Managing clearance and avoiding obstructions leads to unhindered installations
Most of the people like surprises. Well… the nice surprises! But unexpected fees on an ongoing project is a bad surprise! Sometimes, big bills are the result of little details. When it comes to lifting equipment installations, a railway obstruction can lead to that kind of bad news. Let’s see how.
According to the CSA B167-16 standard, section 5.1.10, there should be “a minimum of 50 mm horizontal clearance and 75 mm overhead clearance from obstructions” when installing an overhead crane. While reading that requirement sounds logical, establishing a clearance standard on both side and top of a moving crane is the prudent course.

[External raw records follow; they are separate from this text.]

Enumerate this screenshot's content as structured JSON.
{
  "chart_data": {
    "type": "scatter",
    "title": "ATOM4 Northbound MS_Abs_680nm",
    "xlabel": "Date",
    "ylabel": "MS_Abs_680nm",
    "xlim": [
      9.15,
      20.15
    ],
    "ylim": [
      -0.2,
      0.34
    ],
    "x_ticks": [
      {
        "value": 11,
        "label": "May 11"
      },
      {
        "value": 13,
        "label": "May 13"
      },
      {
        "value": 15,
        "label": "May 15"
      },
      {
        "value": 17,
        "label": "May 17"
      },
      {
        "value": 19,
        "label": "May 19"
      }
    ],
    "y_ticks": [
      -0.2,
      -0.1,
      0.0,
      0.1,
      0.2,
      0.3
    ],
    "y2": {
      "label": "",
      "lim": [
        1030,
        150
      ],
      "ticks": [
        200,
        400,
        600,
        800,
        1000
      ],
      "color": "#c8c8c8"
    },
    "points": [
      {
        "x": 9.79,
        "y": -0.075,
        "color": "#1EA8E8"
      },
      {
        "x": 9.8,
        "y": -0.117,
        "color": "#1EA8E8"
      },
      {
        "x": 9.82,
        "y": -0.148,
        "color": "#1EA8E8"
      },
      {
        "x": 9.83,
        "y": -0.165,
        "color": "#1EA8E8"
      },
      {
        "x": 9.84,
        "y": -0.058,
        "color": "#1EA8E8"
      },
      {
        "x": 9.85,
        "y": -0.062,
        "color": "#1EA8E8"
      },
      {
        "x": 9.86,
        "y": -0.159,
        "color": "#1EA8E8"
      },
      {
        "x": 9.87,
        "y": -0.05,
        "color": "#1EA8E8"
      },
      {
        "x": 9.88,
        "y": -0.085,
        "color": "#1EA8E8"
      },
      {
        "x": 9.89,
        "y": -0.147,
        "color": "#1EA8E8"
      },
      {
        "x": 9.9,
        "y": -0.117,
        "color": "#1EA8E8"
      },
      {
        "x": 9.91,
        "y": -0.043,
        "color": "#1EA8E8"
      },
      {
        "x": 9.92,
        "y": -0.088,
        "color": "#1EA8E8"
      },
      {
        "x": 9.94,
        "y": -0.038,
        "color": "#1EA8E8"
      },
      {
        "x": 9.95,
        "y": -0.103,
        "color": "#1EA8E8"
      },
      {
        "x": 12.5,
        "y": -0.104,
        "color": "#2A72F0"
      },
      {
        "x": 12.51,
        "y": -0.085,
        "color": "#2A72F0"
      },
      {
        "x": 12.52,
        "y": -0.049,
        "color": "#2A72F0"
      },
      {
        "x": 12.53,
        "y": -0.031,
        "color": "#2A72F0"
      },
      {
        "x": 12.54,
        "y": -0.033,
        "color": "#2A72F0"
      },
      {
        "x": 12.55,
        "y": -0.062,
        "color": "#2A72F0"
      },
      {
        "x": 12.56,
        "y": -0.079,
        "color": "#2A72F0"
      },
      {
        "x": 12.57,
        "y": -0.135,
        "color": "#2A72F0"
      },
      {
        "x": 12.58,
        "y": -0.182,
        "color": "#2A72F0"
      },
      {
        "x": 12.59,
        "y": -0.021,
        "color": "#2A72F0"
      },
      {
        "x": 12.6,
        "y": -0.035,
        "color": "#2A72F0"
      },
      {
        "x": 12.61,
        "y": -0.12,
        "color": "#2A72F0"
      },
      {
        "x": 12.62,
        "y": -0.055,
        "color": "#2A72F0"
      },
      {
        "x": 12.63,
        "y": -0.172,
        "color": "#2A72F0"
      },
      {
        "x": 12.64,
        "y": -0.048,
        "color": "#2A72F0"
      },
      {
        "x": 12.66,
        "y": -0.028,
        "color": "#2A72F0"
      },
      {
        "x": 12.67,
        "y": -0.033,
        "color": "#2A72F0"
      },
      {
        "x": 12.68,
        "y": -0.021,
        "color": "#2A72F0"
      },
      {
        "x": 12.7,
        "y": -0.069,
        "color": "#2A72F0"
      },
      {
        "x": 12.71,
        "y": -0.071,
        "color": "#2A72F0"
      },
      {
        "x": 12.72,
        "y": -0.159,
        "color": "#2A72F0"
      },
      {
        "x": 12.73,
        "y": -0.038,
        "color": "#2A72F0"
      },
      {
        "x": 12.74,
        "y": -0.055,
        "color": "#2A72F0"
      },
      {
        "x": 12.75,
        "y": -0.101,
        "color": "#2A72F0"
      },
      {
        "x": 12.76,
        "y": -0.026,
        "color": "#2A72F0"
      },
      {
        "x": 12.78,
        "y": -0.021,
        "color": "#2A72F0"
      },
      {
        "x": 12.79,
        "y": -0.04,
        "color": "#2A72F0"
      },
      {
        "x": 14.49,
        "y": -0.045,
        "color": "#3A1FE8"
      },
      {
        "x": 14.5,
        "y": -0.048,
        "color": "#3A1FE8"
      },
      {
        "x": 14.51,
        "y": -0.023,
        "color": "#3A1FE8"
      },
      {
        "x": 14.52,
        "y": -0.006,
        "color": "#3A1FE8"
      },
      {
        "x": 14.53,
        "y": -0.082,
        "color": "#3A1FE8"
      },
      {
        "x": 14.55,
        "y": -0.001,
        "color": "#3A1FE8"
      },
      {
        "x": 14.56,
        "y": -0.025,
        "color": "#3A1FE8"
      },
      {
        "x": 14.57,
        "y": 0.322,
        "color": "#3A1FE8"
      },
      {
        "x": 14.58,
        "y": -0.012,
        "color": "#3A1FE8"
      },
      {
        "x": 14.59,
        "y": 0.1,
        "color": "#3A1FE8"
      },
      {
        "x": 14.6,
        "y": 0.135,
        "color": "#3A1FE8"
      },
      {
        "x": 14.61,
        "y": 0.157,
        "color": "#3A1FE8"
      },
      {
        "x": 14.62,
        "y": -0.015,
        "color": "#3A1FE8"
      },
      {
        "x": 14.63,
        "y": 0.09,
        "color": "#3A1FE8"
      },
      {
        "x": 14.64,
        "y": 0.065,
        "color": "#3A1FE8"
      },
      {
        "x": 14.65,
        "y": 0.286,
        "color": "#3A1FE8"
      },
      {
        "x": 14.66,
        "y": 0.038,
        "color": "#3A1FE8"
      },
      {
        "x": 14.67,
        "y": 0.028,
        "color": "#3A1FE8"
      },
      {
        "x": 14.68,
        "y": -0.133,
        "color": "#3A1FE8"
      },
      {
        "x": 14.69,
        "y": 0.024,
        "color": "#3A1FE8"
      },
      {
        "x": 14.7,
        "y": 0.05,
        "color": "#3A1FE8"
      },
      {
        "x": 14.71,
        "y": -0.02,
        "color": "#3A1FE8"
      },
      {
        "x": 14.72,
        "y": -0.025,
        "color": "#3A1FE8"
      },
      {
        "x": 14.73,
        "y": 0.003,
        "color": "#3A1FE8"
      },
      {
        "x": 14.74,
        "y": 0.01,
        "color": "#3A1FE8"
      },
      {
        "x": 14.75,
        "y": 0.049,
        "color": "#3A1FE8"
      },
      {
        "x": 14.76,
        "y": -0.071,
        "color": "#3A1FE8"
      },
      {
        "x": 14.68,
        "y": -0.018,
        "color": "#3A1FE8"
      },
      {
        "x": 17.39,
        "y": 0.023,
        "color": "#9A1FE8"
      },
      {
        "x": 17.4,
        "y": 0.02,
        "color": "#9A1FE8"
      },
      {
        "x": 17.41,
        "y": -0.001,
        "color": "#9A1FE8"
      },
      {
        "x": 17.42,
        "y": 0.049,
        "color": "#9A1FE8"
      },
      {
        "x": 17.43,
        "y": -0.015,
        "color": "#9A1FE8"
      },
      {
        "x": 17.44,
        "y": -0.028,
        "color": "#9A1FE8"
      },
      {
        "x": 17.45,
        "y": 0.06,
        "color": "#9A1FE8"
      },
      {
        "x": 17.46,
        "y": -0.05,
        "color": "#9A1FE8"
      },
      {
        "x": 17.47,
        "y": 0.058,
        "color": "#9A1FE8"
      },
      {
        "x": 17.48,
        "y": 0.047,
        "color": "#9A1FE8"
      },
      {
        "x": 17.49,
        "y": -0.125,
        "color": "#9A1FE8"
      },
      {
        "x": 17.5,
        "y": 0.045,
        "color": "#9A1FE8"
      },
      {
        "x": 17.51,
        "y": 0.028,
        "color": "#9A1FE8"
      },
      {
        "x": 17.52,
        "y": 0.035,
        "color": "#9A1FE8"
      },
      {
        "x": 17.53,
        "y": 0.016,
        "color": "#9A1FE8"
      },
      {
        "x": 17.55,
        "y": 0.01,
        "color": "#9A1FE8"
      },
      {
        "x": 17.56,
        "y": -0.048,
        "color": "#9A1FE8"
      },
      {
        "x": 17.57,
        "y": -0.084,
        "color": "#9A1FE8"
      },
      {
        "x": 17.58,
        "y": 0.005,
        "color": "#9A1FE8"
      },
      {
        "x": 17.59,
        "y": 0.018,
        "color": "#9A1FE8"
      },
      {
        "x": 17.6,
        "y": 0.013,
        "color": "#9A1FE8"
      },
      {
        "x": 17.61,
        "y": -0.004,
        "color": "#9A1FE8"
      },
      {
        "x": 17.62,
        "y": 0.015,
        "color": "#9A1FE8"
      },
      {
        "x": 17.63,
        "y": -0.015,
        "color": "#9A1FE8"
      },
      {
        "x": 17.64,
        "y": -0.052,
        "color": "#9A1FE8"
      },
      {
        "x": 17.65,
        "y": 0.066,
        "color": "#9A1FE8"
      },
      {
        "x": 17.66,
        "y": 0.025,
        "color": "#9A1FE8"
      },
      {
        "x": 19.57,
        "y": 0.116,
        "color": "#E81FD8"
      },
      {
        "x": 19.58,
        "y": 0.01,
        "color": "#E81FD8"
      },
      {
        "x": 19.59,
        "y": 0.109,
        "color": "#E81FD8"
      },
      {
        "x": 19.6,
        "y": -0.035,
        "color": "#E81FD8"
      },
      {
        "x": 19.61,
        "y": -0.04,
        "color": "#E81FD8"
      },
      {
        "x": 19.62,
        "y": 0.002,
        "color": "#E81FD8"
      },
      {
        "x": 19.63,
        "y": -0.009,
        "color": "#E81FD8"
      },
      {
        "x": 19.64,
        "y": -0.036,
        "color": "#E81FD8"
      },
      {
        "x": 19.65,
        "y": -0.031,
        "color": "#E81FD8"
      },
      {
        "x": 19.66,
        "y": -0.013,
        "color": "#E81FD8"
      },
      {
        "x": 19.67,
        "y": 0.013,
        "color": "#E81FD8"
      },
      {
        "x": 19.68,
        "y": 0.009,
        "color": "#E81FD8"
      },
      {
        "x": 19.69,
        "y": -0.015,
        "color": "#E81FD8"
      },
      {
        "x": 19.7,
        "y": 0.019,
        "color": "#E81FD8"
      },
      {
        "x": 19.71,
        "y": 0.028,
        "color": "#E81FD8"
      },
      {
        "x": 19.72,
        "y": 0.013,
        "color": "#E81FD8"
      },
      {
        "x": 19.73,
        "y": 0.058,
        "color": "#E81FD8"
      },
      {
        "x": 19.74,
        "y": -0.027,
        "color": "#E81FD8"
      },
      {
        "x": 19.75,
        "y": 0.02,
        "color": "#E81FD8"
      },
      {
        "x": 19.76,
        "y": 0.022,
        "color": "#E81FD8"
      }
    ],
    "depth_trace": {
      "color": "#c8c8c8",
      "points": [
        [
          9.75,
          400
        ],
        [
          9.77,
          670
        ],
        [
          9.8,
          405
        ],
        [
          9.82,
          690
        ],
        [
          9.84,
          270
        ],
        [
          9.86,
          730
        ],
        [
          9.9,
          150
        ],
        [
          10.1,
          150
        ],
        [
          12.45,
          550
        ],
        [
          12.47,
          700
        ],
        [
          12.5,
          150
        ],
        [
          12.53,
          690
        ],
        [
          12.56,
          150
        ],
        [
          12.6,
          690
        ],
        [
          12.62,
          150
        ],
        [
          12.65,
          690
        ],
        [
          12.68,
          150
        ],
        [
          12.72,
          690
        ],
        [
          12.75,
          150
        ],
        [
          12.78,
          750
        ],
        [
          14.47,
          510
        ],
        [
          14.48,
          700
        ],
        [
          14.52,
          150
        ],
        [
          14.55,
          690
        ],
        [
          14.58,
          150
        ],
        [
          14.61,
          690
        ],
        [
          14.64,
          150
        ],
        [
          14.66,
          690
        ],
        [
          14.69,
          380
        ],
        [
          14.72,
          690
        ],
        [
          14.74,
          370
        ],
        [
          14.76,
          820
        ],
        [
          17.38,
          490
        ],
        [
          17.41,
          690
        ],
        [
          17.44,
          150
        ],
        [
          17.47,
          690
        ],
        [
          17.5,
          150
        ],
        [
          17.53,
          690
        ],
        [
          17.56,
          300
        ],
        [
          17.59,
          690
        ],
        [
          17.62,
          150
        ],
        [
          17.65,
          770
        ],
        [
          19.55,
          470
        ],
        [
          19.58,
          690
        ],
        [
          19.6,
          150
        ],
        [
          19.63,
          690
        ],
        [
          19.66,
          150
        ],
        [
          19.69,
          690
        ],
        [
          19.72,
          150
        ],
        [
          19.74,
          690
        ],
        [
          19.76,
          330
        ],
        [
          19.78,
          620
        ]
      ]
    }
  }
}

But sometimes, a simple object installed on the wall or the ceiling, such as sprinklers or lighting, can cause an obstruction. Of course, your lifting solution specialist will consider that crucial factor.
Along comes the obstacle
But the bad surprise shows up! While installing your new overhead crane, your lifting specialist informs you that a modification is necessary. The curved rail part of a new garage door is blocking the overhead crane’s travel. Therefore, supplementary fees will be applied. That’s an unpleasant surprise, isn’t it? Shouldn’t the overhead crane supplier have known of that future installation based on the architect layout?
Figure 1 – a garage door blocks the lateral travel of the overhead crane.

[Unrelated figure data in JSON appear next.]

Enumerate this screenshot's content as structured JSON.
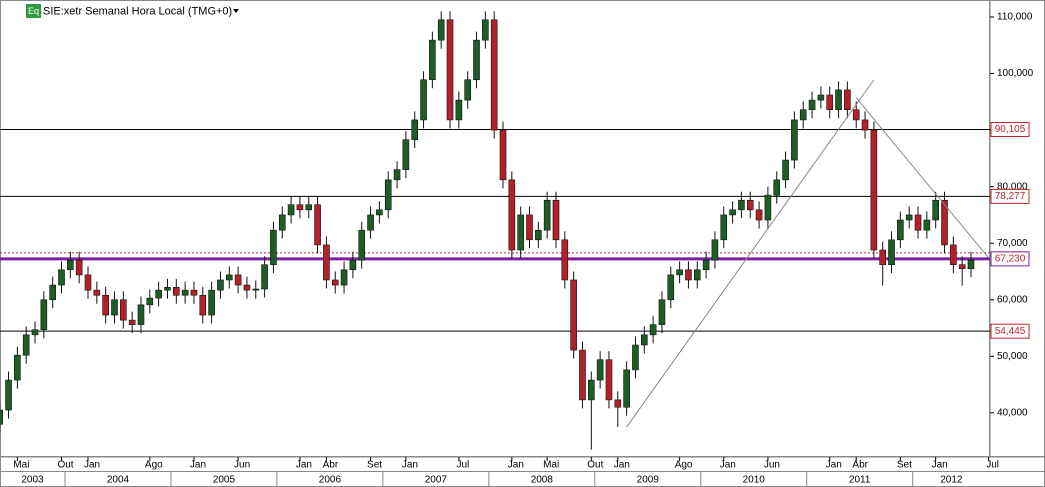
{
  "chart_data": {
    "type": "candlestick",
    "badge": "Eq",
    "title": "SIE:xetr Semanal Hora Local (TMG+0)",
    "x": [
      "2003-03",
      "2003-04",
      "2003-05",
      "2003-06",
      "2003-07",
      "2003-08",
      "2003-09",
      "2003-10",
      "2003-11",
      "2003-12",
      "2004-01",
      "2004-02",
      "2004-03",
      "2004-04",
      "2004-05",
      "2004-06",
      "2004-07",
      "2004-08",
      "2004-09",
      "2004-10",
      "2004-11",
      "2004-12",
      "2005-01",
      "2005-02",
      "2005-03",
      "2005-04",
      "2005-05",
      "2005-06",
      "2005-07",
      "2005-08",
      "2005-09",
      "2005-10",
      "2005-11",
      "2005-12",
      "2006-01",
      "2006-02",
      "2006-03",
      "2006-04",
      "2006-05",
      "2006-06",
      "2006-07",
      "2006-08",
      "2006-09",
      "2006-10",
      "2006-11",
      "2006-12",
      "2007-01",
      "2007-02",
      "2007-03",
      "2007-04",
      "2007-05",
      "2007-06",
      "2007-07",
      "2007-08",
      "2007-09",
      "2007-10",
      "2007-11",
      "2007-12",
      "2008-01",
      "2008-02",
      "2008-03",
      "2008-04",
      "2008-05",
      "2008-06",
      "2008-07",
      "2008-08",
      "2008-09",
      "2008-10",
      "2008-11",
      "2008-12",
      "2009-01",
      "2009-02",
      "2009-03",
      "2009-04",
      "2009-05",
      "2009-06",
      "2009-07",
      "2009-08",
      "2009-09",
      "2009-10",
      "2009-11",
      "2009-12",
      "2010-01",
      "2010-02",
      "2010-03",
      "2010-04",
      "2010-05",
      "2010-06",
      "2010-07",
      "2010-08",
      "2010-09",
      "2010-10",
      "2010-11",
      "2010-12",
      "2011-01",
      "2011-02",
      "2011-03",
      "2011-04",
      "2011-05",
      "2011-06",
      "2011-07",
      "2011-08",
      "2011-09",
      "2011-10",
      "2011-11",
      "2011-12",
      "2012-01",
      "2012-02",
      "2012-03",
      "2012-04",
      "2012-05"
    ],
    "open": [
      38000,
      40500,
      45800,
      50200,
      53800,
      54700,
      60000,
      62600,
      65300,
      67000,
      64400,
      61700,
      60800,
      57300,
      60000,
      56400,
      55600,
      59100,
      60300,
      61700,
      62200,
      60800,
      61700,
      60800,
      57300,
      61700,
      63500,
      64400,
      62600,
      61700,
      61900,
      66200,
      72300,
      75000,
      76800,
      75900,
      76800,
      69700,
      63500,
      62600,
      65300,
      67000,
      72300,
      75000,
      75900,
      81200,
      83000,
      88300,
      91800,
      98900,
      105900,
      109500,
      91800,
      95300,
      98900,
      105900,
      109500,
      90000,
      81200,
      68800,
      75000,
      70600,
      72300,
      77600,
      70600,
      63500,
      51100,
      42300,
      45800,
      49400,
      42300,
      41000,
      47600,
      52000,
      53800,
      55600,
      60000,
      64400,
      65300,
      63500,
      65300,
      67000,
      70600,
      75000,
      75900,
      77600,
      75900,
      74100,
      78500,
      81200,
      84700,
      91800,
      93600,
      95300,
      96200,
      93600,
      97100,
      93600,
      91800,
      90000,
      68800,
      66200,
      70600,
      74100,
      75000,
      72300,
      74100,
      77600,
      69700,
      66200,
      65500
    ],
    "high": [
      42000,
      47300,
      51700,
      55300,
      56200,
      61500,
      64100,
      66800,
      68500,
      68500,
      65900,
      63200,
      62300,
      61500,
      61500,
      57900,
      60600,
      61800,
      63200,
      63700,
      63700,
      63200,
      63200,
      62300,
      63200,
      65000,
      65900,
      65900,
      64100,
      63400,
      67700,
      73800,
      76500,
      78300,
      78300,
      78300,
      78300,
      71200,
      65000,
      66800,
      68500,
      73800,
      76500,
      77400,
      82700,
      84500,
      89800,
      93300,
      100400,
      107400,
      111000,
      111000,
      96800,
      100400,
      107400,
      111000,
      111000,
      91500,
      82700,
      76500,
      76500,
      73800,
      79100,
      79100,
      72100,
      65000,
      52600,
      47300,
      50900,
      50900,
      43800,
      49100,
      53500,
      55300,
      57100,
      61500,
      65900,
      66800,
      66800,
      66800,
      68500,
      72100,
      76500,
      77400,
      79100,
      79100,
      77400,
      80000,
      82700,
      86200,
      93300,
      95100,
      96800,
      97700,
      97700,
      98600,
      98600,
      95100,
      93300,
      91500,
      70300,
      72100,
      75600,
      76500,
      76500,
      75600,
      79100,
      79100,
      71200,
      67700,
      68500
    ],
    "low": [
      36500,
      39000,
      44300,
      48700,
      52300,
      53200,
      58500,
      61100,
      63800,
      62900,
      60200,
      59300,
      55800,
      55800,
      54900,
      54100,
      54100,
      57600,
      58800,
      60200,
      59300,
      59300,
      59300,
      55800,
      55800,
      60200,
      62000,
      61100,
      60200,
      60200,
      60400,
      64700,
      70800,
      73500,
      74400,
      74400,
      68200,
      62000,
      61100,
      61100,
      63800,
      65500,
      70800,
      73500,
      74400,
      79700,
      81500,
      86800,
      90300,
      97400,
      104400,
      90300,
      90300,
      93800,
      97400,
      104400,
      88500,
      79700,
      67300,
      67300,
      69100,
      69100,
      70800,
      69100,
      62000,
      49600,
      40800,
      33500,
      44300,
      40800,
      37500,
      39500,
      46100,
      50500,
      52300,
      54100,
      58500,
      62900,
      62000,
      62000,
      63800,
      65500,
      69100,
      73500,
      74400,
      74400,
      72600,
      72600,
      77000,
      79700,
      83200,
      90300,
      92100,
      93800,
      92100,
      92100,
      92100,
      90300,
      88500,
      67300,
      62500,
      64700,
      69100,
      72600,
      70800,
      70800,
      72600,
      68200,
      64700,
      62500,
      64000
    ],
    "close": [
      40500,
      45800,
      50200,
      53800,
      54700,
      60000,
      62600,
      65300,
      67000,
      64400,
      61700,
      60800,
      57300,
      60000,
      56400,
      55600,
      59100,
      60300,
      61700,
      62200,
      60800,
      61700,
      60800,
      57300,
      61700,
      63500,
      64400,
      62600,
      61700,
      61900,
      66200,
      72300,
      75000,
      76800,
      75900,
      76800,
      69700,
      63500,
      62600,
      65300,
      67000,
      72300,
      75000,
      75900,
      81200,
      83000,
      88300,
      91800,
      98900,
      105900,
      109500,
      91800,
      95300,
      98900,
      105900,
      109500,
      90000,
      81200,
      68800,
      75000,
      70600,
      72300,
      77600,
      70600,
      63500,
      51100,
      42300,
      45800,
      49400,
      42300,
      41000,
      47600,
      52000,
      53800,
      55600,
      60000,
      64400,
      65300,
      63500,
      65300,
      67000,
      70600,
      75000,
      75900,
      77600,
      75900,
      74100,
      78500,
      81200,
      84700,
      91800,
      93600,
      95300,
      96200,
      93600,
      97100,
      93600,
      91800,
      90000,
      68800,
      66200,
      70600,
      74100,
      75000,
      72300,
      74100,
      77600,
      69700,
      66200,
      65500,
      67000
    ],
    "up_color": "#1d5e27",
    "down_color": "#b3202a",
    "ylim": [
      32200,
      113000
    ],
    "yticks": [
      {
        "value": 40000,
        "label": "40,000"
      },
      {
        "value": 50000,
        "label": "50,000"
      },
      {
        "value": 60000,
        "label": "60,000"
      },
      {
        "value": 70000,
        "label": "70,000"
      },
      {
        "value": 80000,
        "label": "80,000"
      },
      {
        "value": 90000,
        "label": "90,000"
      },
      {
        "value": 100000,
        "label": "100,000"
      },
      {
        "value": 110000,
        "label": "110,000"
      }
    ],
    "levels": {
      "values": [
        90105,
        78277,
        67230,
        54445
      ],
      "value_labels": [
        "90,105",
        "78,277",
        "67,230",
        "54,445"
      ],
      "colors": [
        "#000000",
        "#000000",
        "#7b1f9c",
        "#000000"
      ]
    },
    "dotted_level": {
      "value": 68300,
      "color": "#c0282d"
    },
    "trendlines": [
      {
        "x": [
          "2009-02",
          "2011-06"
        ],
        "y": [
          37500,
          98900
        ]
      },
      {
        "x": [
          "2011-04",
          "2012-07"
        ],
        "y": [
          95700,
          67400
        ]
      }
    ],
    "month_ticks": [
      {
        "value": "2003-05",
        "label": "Mai"
      },
      {
        "value": "2003-10",
        "label": "Out"
      },
      {
        "value": "2004-01",
        "label": "Jan"
      },
      {
        "value": "2004-08",
        "label": "Ago"
      },
      {
        "value": "2005-01",
        "label": "Jan"
      },
      {
        "value": "2005-06",
        "label": "Jun"
      },
      {
        "value": "2006-01",
        "label": "Jan"
      },
      {
        "value": "2006-04",
        "label": "Abr"
      },
      {
        "value": "2006-09",
        "label": "Set"
      },
      {
        "value": "2007-01",
        "label": "Jan"
      },
      {
        "value": "2007-07",
        "label": "Jul"
      },
      {
        "value": "2008-01",
        "label": "Jan"
      },
      {
        "value": "2008-05",
        "label": "Mai"
      },
      {
        "value": "2008-10",
        "label": "Out"
      },
      {
        "value": "2009-01",
        "label": "Jan"
      },
      {
        "value": "2009-08",
        "label": "Ago"
      },
      {
        "value": "2010-01",
        "label": "Jan"
      },
      {
        "value": "2010-06",
        "label": "Jun"
      },
      {
        "value": "2011-01",
        "label": "Jan"
      },
      {
        "value": "2011-04",
        "label": "Abr"
      },
      {
        "value": "2011-09",
        "label": "Set"
      },
      {
        "value": "2012-01",
        "label": "Jan"
      },
      {
        "value": "2012-07",
        "label": "Jul"
      }
    ],
    "years": [
      "2003",
      "2004",
      "2005",
      "2006",
      "2007",
      "2008",
      "2009",
      "2010",
      "2011",
      "2012"
    ]
  }
}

In fact, not necessarily. We would normally assume that those accessories soon to be installed would be visible on the initial layout. But often though, it is not the case. The reason is that some of those devices or equipment are installed in a secondary phase of the project. So, when comes the date the overhead crane must be installed, the lifting company is facing a situation that they couldn’t have anticipated. They now must improvise a solution to be able to finish the installation, or even postpone it. But in both cases, an extra cost is more than likely. So how to avoid that kind of inconvenience?

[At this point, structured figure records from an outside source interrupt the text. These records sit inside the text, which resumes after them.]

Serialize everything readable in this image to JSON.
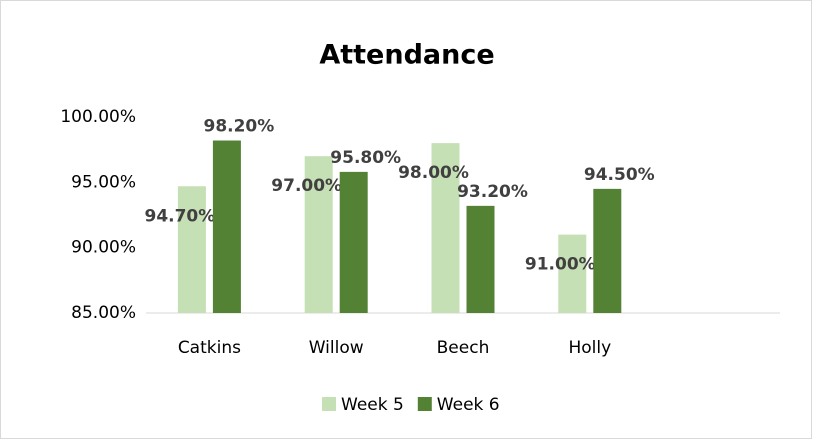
{
  "chart_data": {
    "type": "bar",
    "title": "Attendance",
    "categories": [
      "Catkins",
      "Willow",
      "Beech",
      "Holly",
      null
    ],
    "series": [
      {
        "name": "Week 5",
        "color": "#c5e0b4",
        "values": [
          94.7,
          97.0,
          98.0,
          91.0,
          null
        ],
        "value_labels": [
          "94.70%",
          "97.00%",
          "98.00%",
          "91.00%",
          null
        ]
      },
      {
        "name": "Week 6",
        "color": "#548235",
        "values": [
          98.2,
          95.8,
          93.2,
          94.5,
          null
        ],
        "value_labels": [
          "98.20%",
          "95.80%",
          "93.20%",
          "94.50%",
          null
        ]
      }
    ],
    "ylim": [
      85,
      100
    ],
    "yticks": [
      {
        "value": 85,
        "label": "85.00%"
      },
      {
        "value": 90,
        "label": "90.00%"
      },
      {
        "value": 95,
        "label": "95.00%"
      },
      {
        "value": 100,
        "label": "100.00%"
      }
    ],
    "grid": false,
    "legend": "bottom"
  }
}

Best practices to the rescue
Unfortunately, there is no ready-made solution, except being aware of that issue. So, by including this particular aspect of prevention in the management of a project, an owner would take a wise decision. Best practices would involve good communication between the stakeholders to reduce risks of cost-raising events. For example, a good idea would be to share a copy of the overhead crane layout to all the stakeholders, so they can consult it easily and be aware of what space the overhead crane really needs.
Here’s some accessories more likely to conflict with the travel of an overhead crane unexpectedly (non exhaustive):
Garage door rails
Standard or radiant heating units1
The unhindered installation
As we all know, there will always be unexpected situations that would disrupt even a well-prepared project. That is why the Premium Industrial Group, leader in lifting solution, can help you to reach the goal: a successful and unhindered installation!
Figure 2 – Just a bad decision… need we say more?!
1A radiant heating system often involves more than just a clearance to avoid obstruction. Since overhead crane components can be damaged by heat, additional accessories would be necessary, at additional cost too.